Prescription drug abuse is a huge problem in Hollywood.
The circumstances surrounding White’s death have all the earmarks of potential criminal case against Carrey and the unnamed doctor. But if past cases are any indication, neither Carrey nor the doctor will face charges.
More people die from prescription drug overdoses than car wrecks, according to the federal Centers for Disease Control. More than half of the 41,000 deaths from drugs in 2012 involved prescription drugs, according to federal statistics.
In California, prescription drug deaths increased by 16.5 percent between 2006 and 2012, according to CDC figures. Nearly three-quarters of overdose deaths involved prescription downers.
In Hollywood, prescription drug abuse is epidemic, especially among celebrities.
They seem to have little problem finding doctors willing to prescribe drugs under aliases. In some cases celebs have a virtual pharmacopoeia available to them from multiple feel-good doctors.
Even so, it’s clearly illegal.
Prescription fraud in California is punishable by up to one year in county jail, while felony prescription fraud carries a potential of 16 months to three years in jail. Doctors convicted of prescription fraud could lose their professional license.
The fact that Carrey obtained drugs under an alias is a clear violation of the law, according to legal sources.
Drugs typically involved in prescription fraud include Hydrocodone (Vicodin), Morphine, Oxycodone, Xanax, Valium, Adderall and Ritalin.
White was found dead at her California home Monday night (Sept. 28). Although officials have yet to complete a toxicology report, Carrey’s ex reportedly took a cocktail of Propranolol, Ambien and Percocet, according to gossip site TMZ. All were prescribed to Carrey.
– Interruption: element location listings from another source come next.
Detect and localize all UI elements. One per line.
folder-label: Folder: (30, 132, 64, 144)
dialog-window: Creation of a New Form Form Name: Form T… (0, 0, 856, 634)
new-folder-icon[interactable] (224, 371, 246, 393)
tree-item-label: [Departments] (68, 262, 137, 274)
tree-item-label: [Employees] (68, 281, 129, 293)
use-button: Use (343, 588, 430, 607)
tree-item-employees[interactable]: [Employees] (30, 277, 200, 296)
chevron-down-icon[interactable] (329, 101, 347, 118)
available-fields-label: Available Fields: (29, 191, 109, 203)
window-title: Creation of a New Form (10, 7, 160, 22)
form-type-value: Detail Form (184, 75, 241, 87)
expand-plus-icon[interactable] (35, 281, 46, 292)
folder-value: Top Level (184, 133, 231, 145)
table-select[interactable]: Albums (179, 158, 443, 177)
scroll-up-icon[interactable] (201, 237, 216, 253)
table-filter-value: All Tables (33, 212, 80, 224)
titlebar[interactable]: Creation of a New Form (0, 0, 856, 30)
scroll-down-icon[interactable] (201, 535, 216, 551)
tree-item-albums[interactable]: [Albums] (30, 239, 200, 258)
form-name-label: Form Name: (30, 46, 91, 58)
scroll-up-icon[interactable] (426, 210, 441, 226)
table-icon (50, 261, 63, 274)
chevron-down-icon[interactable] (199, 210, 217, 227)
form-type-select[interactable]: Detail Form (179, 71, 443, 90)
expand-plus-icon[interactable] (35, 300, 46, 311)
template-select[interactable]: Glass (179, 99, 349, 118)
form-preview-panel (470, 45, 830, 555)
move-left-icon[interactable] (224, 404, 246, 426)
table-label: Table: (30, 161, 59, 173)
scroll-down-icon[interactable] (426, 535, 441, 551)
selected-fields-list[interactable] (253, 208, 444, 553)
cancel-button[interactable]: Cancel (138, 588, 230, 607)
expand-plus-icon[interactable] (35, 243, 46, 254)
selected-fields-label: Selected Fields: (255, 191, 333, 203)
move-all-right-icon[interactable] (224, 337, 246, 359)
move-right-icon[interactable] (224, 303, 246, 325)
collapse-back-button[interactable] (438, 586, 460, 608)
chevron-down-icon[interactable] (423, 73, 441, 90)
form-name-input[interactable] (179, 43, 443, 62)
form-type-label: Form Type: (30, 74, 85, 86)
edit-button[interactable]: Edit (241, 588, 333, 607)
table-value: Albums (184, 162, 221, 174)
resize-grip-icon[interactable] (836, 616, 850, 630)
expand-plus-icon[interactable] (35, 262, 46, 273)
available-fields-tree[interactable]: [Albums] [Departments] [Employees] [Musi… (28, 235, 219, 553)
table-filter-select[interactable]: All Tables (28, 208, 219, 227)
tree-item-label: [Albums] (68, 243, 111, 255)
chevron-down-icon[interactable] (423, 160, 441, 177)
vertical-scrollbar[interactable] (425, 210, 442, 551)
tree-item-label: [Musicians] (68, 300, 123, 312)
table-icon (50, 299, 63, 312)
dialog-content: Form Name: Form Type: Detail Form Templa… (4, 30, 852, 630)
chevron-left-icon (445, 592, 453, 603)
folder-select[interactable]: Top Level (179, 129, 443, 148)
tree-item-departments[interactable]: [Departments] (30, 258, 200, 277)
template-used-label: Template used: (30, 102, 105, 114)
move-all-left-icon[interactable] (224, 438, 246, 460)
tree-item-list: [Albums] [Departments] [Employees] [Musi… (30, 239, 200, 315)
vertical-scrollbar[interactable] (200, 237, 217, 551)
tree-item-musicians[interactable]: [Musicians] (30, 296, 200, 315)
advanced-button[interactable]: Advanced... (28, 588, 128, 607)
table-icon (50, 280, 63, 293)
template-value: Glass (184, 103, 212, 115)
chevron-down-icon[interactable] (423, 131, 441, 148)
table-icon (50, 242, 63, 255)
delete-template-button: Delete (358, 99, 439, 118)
All of the drugs were prescribed by the same doctor, according to the site.
Officials have periodically cracked down on celebrity prescription fraud.
In 2010, Anna Nicole Smith’s psychiatrist, Dr. Khristine Eroshevich and lawyer-boyfriend, Howard K. Stern, were convicted of using false names to obtain drug prescriptions for her, according to reports.
Smith died from a prescription drug overdose in 2007.
The conviction, however, was so rare, defense lawyer Harland Braun called the prosecution and verdict a “shocker.”
Celebrities often argue that they need to use aliases to protect their privacy. But often, aliases are also used to get several prescriptions of the same drug from one or more doctors.
Michael Jackson, who died of a drug overdose, obtained drugs under several aliases, including his personal chef, son Prince Michael, a personal assistant, novelist Jack London and 1930s entertainer Josephine Baker, according to press reports.
The doctor in the Jackson case was not charged with writing a prescription under false pretenses.
Britney Spears and Mariah Carey have also been known to use aliases when undergoing treatment at UCLA Medical Center, according to court testimony at the trial of Jackson’s doctor, Conrad Murray.
Philip Seymour Hoffman’s drug stash rivaled Jackson’s. He died of an overdose last year. Heroin, methamphetamine and prescription drugs were found next to his body.
Actress Brittany Murphy died in December 2009. Prescriptions were found at her bedside in the name mother Sharon Murphy, husband Simon Monjack and several other aliases. They included pain killers and anti-anxiety drugs.
Actor Heath Ledger died in 2008 from a powerful cocktail of prescription painkillers, anxiety drugs and sleeping pills in a combination that no single physician could have reasonably prescribed, according to authorities quoted by ABC News.
If press reports are true, Carrey also possessed drugs, which he gave to his girlfriend, in a combination that no ethical doctor would prescribe. But don’t hold your breath waiting for him, or the doctor, to be prosecuted.